Lots of unknowns, hard to make honest to gosh judgements. From my experience, most resource officers are not the "cream of the crop" of their department. They generally have the SRO position because it is basically a "PR" position where your biggest challenge is a food fight in the cafeteria. You deal with truancy, in school conflicts and generally assist when there is a canine search of the building/grounds. You report to Human Services if and when there is suspicion of abuse. IOWs, there's a reason they are not on the SWAT team. Over the years, I have seen several different SROs, in different local districts and have thought to myself "God help them if they ever have a school shooting". This shooting may(and I hope so) change the perspective of those in charge, of what a SRO really should be. We also do not know the protocol the school/school district has on active shooters. My district says no-one is required to re-enter the building(teachers and staff), altho many of us would do what we had to do to save innocent children. The evidence that the SRO actively tried to take command of the situation and did so calmly and with authority, makes me think, that while I don't agree, he thought it was the right thing to do. One thing many folks don't know is, most Schools have fire-doors that close automatically, so folks cannot re-enter the building once the alarm goes off. Most times there is only one entrance that can be re-entered once the alarm is pulled/activated. Schools don't care about the ease of saving the building by firefighters, only how easy it is for folks to get out and how hard it is for them to get back in during an actual fire. That entrance could have also been a city block away from where the deputy was.
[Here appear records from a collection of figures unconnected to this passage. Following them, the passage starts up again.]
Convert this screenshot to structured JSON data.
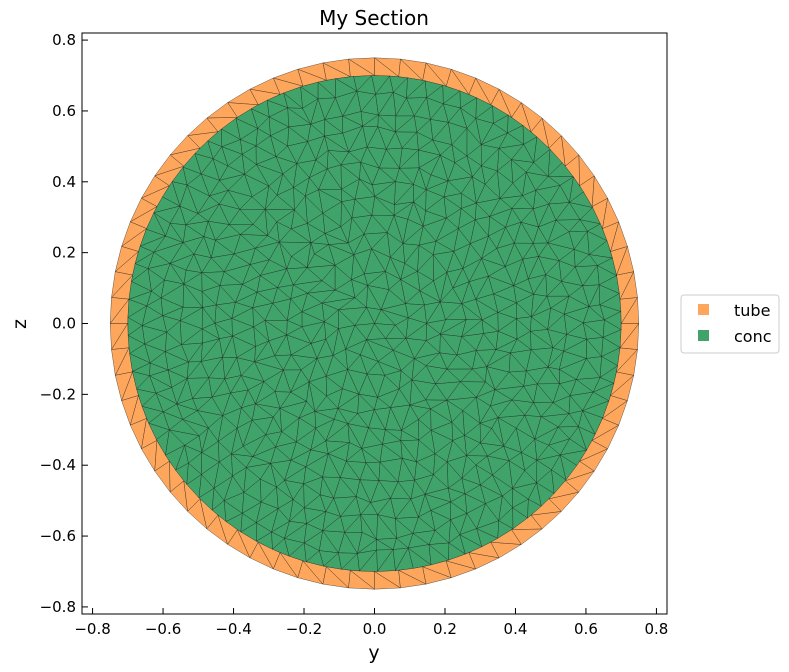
{
  "chart_data": {
    "type": "section_mesh",
    "title": "My Section",
    "xlabel": "y",
    "ylabel": "z",
    "xlim": [
      -0.83,
      0.83
    ],
    "ylim": [
      -0.82,
      0.82
    ],
    "xticks": [
      -0.8,
      -0.6,
      -0.4,
      -0.2,
      0.0,
      0.2,
      0.4,
      0.6,
      0.8
    ],
    "yticks": [
      -0.8,
      -0.6,
      -0.4,
      -0.2,
      0.0,
      0.2,
      0.4,
      0.6,
      0.8
    ],
    "xtick_labels": [
      "−0.8",
      "−0.6",
      "−0.4",
      "−0.2",
      "0.0",
      "0.2",
      "0.4",
      "0.6",
      "0.8"
    ],
    "ytick_labels": [
      "−0.8",
      "−0.6",
      "−0.4",
      "−0.2",
      "0.0",
      "0.2",
      "0.4",
      "0.6",
      "0.8"
    ],
    "grid": false,
    "legend_position": "center-right-outside",
    "regions": [
      {
        "name": "tube",
        "shape": "annulus",
        "outer_radius": 0.75,
        "inner_radius": 0.7,
        "color": "#fda65c"
      },
      {
        "name": "conc",
        "shape": "disk",
        "radius": 0.7,
        "color": "#40a46a"
      }
    ],
    "legend": [
      {
        "label": "tube",
        "color": "#fda65c"
      },
      {
        "label": "conc",
        "color": "#40a46a"
      }
    ]
  }
}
That said, the school has an enrollment of about 3200 students. It is a newer school with high national academic ratings and probably had many of the most widely used security protocols implemented. Being the size of a small town, most students there probably did not know the shooter by name, or even by sight. The shear size of the school meant he could have made it to the other side of the building and in the panic, no one would have even suspected him as long as he acted the same as everyone else. Coming out of a building, a city block away from where the shootings happened while blending in with the rest of the escaping student body, would have been easy. Odds are it took that hour for him to be positively identified. Odds are we will really never know why he just stopped shooting and walked away. I'm just glad he did.
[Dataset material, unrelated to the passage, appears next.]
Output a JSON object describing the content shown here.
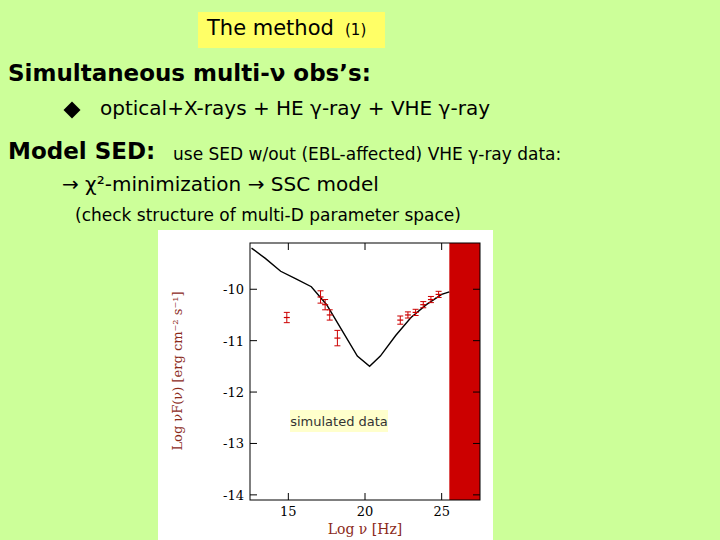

I'm not defending the deputy, only saying there are a lot of unanswered questions. I sit in school security meetings all the time. Teachers/staff claim they would act a certain heroic way every time and do so during drills. Funny tho, how when a real lock down is implemented for a legitimate reason, many of them act like deer in the headlights and are more concerned with calling their spouses on their cell phone, than thinking about the kids around them. The deputy has lost his job, his pension and his image. Odds are the best he can do after this is night security at Wal-Mart....if he's lucky. He will have to go over in his head everyday for the rest of his life if there was anything he could have done to save just one of those kids. It may be what he deserved, I don't know, but he didn't walk away unscathed.